Üniversite sınavını ilk defada kazanmak, ilk girişte sıkı çalışmak gerektiğini düşünüyorum. Birinci sene üç saat, ikinci sene dört saat çalışacağına, ilk sene beş saat çalış ve kazan. Sınava hazırlık acı veren bir süreçtir ve bu acıyı fazla uzatmamanın tek yolu sınavı ilk girişte kazanmaktır.
Arkadaşlarınızı ikiye ayırın: kaygı savarlar ve kaygı yayarlar. Sürekli çevresine kaygı yayan insanlardan uzak durun. Çünkü kaygı bulaşıcıdır!
Neyi düşünürseniz, onu zihninizde çoğaltırsınız. Korkunuza ve kaygınıza odaklanmak, onu daha da büyütecektir.
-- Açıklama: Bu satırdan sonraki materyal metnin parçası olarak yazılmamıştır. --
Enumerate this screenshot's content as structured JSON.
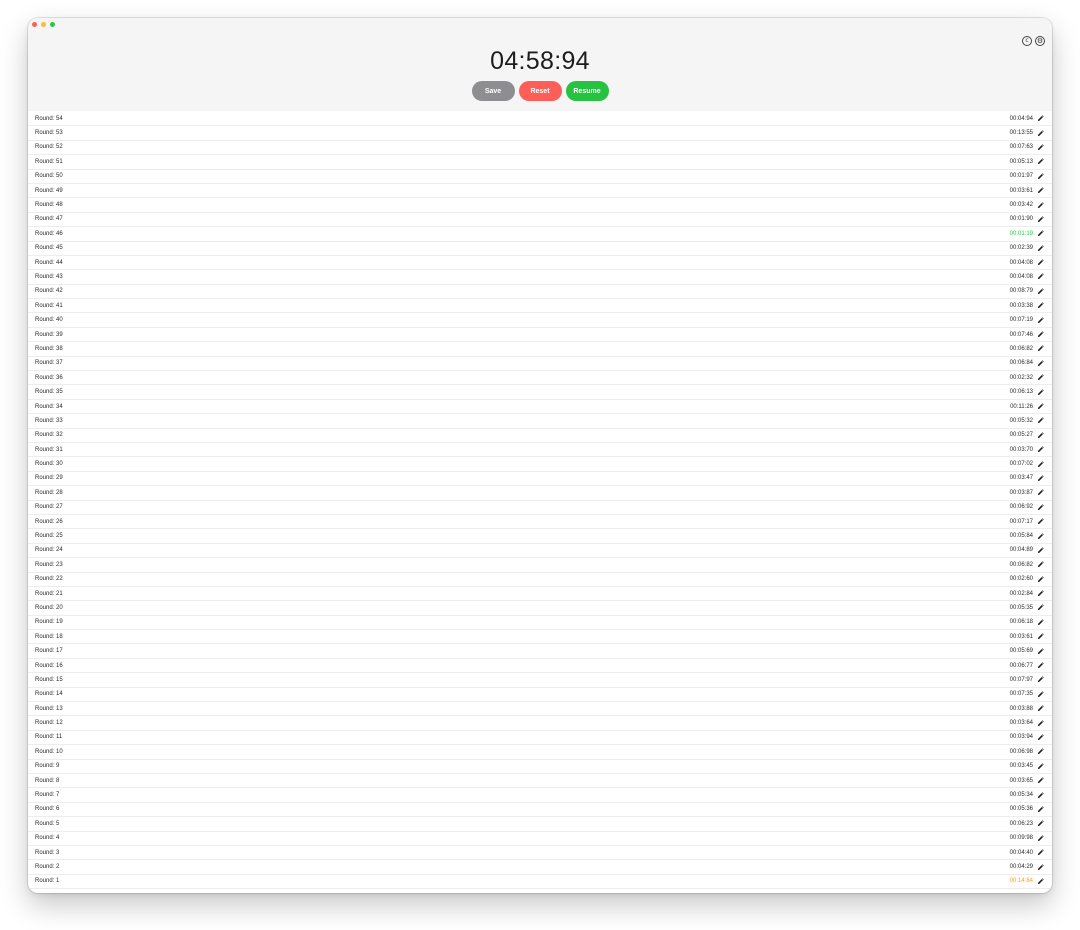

Farklı konularla meşgul olarak odağınızı değiştirebilirsiniz.
İçinizde duygusal bir ses tonuyla yediden fazla tekrarladığınız bir düşünceye beyin gerçekmiş gibi tepki verir. İçinizden sürekli ” ben bu sınavı kaybedeceğim” diye tekrarladığınızda, beyin belirli bir tekrardan sonra “sınavı gerçekten kaybetmişsiniz gibi” üzülmenizi sağlayacak kimyasalları harekete geçirir. Bu “peşin üzüntü”yü neden yaşıyorsunuz ki? Önce kaybedip sonra üzülün!
Kaygı yetersiz hazırlıktan doğar. Başarısızlığa ihtimal vermeyecek kadar planlı ve yoğun çalışanlar, kendilerine güvenmek için yeterli dayanaklara sahip olacaktır.
Orta düzeyde kaygılanan öğrencilerin sırf bu nedenle sınavı kaybedeceklerini düşünmüyorum. Çünkü diğer adaylar da kaygılanıyor!
Ben üniversite sınavına girerken şöyle bir mantık yürüttüğüm için pek kaygı yaşamadım: “bu sınavı kazanıp kazanamayacağımı şu anda bilmiyorum. Sınav sonuç kağıdı elime ulaşıncaya kadar da bilmem imkansız. Dolayısıyla ‘kazanacağım’ yada ‘kazanamayacağım’ diye inanmanın hangisinin daha ‘doğru’ olduğunu bilmiyorum. Ama hangisinin bana daha fazla ‘yararının’ olacağını biliyorum. Eğer ‘kazanabilirim’ diye düşünürsem, yine de kaybedebilirim ama en azından kazanma ihtimalim var. Eğer kaybedeceğim diye düşünürsem, kazanma ihtimalim hiç yok, çünkü kaygım yükseliyor. O halde doğru olduğundan tam emin olmasam da, kazanabilirim diye düşünmeliyim.”